Direktur Utama Perumda Pasar Juara Kota Bandung Aditya Pradana mengatakan, 100 lapak PKL yang dibongkar itu dilakukan secara bertahap. Perumda Pasar memastikan tetap mengedepankan pendekat persuasif agar hak pedagang mencari nafkah tetap bisa dilaksanakan.
“Penertiban dan pembongkaran bangunan yang tidak memiliki dasar perizinan merupakan bagian dari komitmen Perumda Pasar Juara untuk menegakkan aturan serta menciptakan lingkungan pasar yang tertib, aman, dan nyaman,” katanya, Jumat (23/1/2026).
Pembongkaran 100 lapak PKL di Pasar Ciroyom itu pun mulai dijalankan sejak Kamis (22/1) kemarin.

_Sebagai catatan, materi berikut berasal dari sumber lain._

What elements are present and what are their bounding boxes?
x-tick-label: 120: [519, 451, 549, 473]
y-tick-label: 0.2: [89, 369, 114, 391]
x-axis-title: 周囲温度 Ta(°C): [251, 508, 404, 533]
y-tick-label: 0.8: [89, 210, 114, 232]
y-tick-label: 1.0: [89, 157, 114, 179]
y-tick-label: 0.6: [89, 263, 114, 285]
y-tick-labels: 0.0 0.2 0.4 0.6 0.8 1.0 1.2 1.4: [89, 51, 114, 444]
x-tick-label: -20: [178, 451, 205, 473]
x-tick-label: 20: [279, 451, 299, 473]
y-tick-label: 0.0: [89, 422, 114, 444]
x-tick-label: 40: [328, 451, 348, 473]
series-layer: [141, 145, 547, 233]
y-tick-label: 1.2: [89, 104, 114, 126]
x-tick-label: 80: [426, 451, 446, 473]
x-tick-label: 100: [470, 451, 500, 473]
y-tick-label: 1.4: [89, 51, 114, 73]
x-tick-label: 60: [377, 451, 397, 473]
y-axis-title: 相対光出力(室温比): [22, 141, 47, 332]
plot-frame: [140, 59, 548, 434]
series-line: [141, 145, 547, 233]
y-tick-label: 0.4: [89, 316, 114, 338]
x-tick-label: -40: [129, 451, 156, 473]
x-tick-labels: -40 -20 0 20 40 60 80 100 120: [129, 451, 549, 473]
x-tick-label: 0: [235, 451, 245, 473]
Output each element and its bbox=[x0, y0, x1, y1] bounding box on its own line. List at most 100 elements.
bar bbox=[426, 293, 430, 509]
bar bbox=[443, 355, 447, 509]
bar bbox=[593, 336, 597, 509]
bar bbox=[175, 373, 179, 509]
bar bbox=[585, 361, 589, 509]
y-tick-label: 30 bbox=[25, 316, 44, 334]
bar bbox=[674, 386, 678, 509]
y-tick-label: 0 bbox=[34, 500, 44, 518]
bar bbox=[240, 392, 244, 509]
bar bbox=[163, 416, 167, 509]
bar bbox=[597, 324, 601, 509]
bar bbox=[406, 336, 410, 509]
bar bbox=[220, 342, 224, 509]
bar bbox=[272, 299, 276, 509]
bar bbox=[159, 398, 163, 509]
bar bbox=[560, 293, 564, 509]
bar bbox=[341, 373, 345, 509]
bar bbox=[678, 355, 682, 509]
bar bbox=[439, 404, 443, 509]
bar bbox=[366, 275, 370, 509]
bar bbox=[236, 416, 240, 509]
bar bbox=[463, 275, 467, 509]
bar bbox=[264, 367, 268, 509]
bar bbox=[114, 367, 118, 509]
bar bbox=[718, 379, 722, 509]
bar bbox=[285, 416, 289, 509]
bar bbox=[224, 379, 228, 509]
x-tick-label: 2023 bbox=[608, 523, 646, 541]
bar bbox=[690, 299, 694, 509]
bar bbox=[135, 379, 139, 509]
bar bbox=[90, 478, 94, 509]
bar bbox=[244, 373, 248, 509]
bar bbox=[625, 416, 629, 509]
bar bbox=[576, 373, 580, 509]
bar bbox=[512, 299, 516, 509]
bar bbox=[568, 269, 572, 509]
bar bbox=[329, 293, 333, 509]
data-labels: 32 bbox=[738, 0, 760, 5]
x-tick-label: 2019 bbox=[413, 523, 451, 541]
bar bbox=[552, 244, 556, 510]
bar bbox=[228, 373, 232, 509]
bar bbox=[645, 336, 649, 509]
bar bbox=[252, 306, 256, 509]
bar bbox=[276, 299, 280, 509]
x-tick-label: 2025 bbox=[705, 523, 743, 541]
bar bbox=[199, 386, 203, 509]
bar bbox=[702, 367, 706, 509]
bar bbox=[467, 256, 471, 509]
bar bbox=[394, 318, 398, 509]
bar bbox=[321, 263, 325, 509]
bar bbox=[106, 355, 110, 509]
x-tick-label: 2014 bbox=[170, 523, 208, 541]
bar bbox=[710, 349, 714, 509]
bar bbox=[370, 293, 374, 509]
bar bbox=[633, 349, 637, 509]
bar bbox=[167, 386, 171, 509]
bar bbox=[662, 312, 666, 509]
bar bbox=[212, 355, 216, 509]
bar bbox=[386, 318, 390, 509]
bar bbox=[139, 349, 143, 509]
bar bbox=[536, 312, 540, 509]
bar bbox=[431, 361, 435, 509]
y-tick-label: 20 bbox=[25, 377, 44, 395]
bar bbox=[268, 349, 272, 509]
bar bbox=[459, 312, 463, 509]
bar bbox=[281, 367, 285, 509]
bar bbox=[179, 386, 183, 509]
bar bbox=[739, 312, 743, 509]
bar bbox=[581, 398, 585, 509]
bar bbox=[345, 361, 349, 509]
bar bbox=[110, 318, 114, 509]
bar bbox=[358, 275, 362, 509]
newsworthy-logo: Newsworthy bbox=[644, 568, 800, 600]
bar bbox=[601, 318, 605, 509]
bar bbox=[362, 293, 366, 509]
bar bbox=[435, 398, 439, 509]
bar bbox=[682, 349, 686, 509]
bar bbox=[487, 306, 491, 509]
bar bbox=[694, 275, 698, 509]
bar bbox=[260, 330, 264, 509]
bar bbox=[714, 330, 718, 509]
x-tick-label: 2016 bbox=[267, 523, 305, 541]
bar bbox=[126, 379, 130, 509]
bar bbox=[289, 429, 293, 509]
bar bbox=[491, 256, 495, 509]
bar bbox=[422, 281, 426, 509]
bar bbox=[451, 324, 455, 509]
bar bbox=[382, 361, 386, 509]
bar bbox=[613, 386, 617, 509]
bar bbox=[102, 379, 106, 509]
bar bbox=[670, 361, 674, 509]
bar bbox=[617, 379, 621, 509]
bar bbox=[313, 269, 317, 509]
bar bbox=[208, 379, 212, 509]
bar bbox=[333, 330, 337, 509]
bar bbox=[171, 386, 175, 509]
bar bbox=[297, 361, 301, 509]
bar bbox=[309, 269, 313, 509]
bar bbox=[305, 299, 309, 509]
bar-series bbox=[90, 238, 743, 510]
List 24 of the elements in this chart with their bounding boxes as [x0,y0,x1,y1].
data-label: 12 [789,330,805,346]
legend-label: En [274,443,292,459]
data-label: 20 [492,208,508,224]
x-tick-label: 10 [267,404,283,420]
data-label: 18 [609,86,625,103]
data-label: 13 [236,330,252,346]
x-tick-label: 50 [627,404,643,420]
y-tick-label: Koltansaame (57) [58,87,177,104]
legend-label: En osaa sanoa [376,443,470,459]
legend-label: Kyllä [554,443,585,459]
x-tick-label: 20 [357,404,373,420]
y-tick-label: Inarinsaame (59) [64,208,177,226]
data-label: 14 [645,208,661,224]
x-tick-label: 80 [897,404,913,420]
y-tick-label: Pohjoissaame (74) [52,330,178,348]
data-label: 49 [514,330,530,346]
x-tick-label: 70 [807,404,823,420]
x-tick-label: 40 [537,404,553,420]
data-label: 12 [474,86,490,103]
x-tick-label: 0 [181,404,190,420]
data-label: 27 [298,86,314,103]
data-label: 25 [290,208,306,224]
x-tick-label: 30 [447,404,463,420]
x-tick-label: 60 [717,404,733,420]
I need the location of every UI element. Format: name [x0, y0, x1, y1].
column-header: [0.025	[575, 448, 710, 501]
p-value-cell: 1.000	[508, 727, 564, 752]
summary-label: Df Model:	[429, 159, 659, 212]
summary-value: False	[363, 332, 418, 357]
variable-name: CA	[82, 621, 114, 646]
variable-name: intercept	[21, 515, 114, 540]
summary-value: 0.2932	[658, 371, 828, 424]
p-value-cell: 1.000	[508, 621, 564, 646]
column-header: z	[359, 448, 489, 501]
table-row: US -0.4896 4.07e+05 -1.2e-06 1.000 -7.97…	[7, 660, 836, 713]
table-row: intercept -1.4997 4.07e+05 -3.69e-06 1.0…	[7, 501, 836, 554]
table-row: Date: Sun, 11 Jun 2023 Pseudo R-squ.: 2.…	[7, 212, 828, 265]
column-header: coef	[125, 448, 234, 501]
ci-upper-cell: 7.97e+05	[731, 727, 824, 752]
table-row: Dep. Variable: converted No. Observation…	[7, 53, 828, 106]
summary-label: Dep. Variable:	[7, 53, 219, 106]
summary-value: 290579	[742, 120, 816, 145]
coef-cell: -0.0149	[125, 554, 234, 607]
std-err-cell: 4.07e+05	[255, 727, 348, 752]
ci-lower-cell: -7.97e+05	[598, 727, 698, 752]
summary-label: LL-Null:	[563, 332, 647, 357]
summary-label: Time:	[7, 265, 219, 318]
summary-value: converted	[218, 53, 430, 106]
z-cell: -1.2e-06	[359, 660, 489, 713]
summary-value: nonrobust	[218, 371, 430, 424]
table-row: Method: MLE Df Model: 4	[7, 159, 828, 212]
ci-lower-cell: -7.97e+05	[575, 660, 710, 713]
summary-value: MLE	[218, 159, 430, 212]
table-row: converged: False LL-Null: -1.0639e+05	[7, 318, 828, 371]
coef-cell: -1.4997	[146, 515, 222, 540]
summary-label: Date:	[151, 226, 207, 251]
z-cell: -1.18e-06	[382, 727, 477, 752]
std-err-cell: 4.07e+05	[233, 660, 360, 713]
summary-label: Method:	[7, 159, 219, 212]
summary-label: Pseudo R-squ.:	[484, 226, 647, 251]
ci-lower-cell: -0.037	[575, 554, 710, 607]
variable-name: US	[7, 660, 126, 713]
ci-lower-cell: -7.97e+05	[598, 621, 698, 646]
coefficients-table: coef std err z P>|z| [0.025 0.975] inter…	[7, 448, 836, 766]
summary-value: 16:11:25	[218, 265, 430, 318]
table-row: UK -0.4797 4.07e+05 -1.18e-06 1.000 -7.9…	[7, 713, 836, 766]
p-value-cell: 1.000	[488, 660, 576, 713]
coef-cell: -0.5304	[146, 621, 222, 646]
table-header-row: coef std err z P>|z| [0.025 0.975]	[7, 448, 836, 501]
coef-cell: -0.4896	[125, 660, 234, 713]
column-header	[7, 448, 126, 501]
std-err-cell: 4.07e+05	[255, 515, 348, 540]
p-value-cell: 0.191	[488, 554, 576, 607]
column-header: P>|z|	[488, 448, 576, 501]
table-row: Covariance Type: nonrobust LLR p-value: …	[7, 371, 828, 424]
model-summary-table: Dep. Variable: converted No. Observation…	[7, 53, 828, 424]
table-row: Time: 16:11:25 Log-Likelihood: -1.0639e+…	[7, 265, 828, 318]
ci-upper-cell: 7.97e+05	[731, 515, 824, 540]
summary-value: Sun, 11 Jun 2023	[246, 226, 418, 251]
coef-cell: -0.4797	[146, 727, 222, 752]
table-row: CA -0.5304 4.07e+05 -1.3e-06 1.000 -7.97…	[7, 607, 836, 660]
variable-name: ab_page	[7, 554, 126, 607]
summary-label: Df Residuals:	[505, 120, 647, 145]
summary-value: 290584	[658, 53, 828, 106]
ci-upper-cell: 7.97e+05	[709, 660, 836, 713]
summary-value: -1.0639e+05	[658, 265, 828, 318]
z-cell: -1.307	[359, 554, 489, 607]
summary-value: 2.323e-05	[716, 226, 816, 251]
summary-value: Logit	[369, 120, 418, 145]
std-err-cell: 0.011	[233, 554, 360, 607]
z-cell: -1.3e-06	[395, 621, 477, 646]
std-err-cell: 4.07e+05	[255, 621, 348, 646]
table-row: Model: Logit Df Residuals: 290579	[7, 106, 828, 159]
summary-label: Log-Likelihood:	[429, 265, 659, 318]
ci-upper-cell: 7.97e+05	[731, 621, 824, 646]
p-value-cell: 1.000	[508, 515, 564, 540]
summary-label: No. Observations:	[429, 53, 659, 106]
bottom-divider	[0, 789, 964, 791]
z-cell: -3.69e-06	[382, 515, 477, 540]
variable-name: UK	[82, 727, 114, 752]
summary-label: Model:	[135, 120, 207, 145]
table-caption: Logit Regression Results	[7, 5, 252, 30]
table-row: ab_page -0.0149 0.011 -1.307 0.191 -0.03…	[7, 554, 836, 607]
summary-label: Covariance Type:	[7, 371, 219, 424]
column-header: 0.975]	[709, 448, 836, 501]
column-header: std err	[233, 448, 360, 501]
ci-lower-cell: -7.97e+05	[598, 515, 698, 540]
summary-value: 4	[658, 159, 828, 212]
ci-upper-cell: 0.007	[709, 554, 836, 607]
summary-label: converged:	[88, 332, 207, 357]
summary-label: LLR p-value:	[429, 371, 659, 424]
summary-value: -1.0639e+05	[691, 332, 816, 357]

Perumda Pasar Juara menurutnya punya kewajiban memastikan aktivitas perdagangan berjalan sesuai dengan ketentuan
“Oleh karena itu, bangunan atau lapak yang tidak sesuai dengan peruntukan dan tidak memiliki dasar hak pakai yang sah harus ditertibkan secara bertahap dan terukur,” ungkapnya.
Kemudian, ia juga menyatakan bahwa surat pemakaian tempat berjualan (SPTB) telah habis sejak 2 Oktober 2025. Untuk pedagang yang sudah registrasi ulang, akan diarahkan supaya bisa membeli kios selama masa pakai 20 tahun.
“Penertiban ini juga sosialisasi agar para pedagang memahami hak dan kewajiban mereka dalam menggunakan tempat berjualan,” pungkasnya.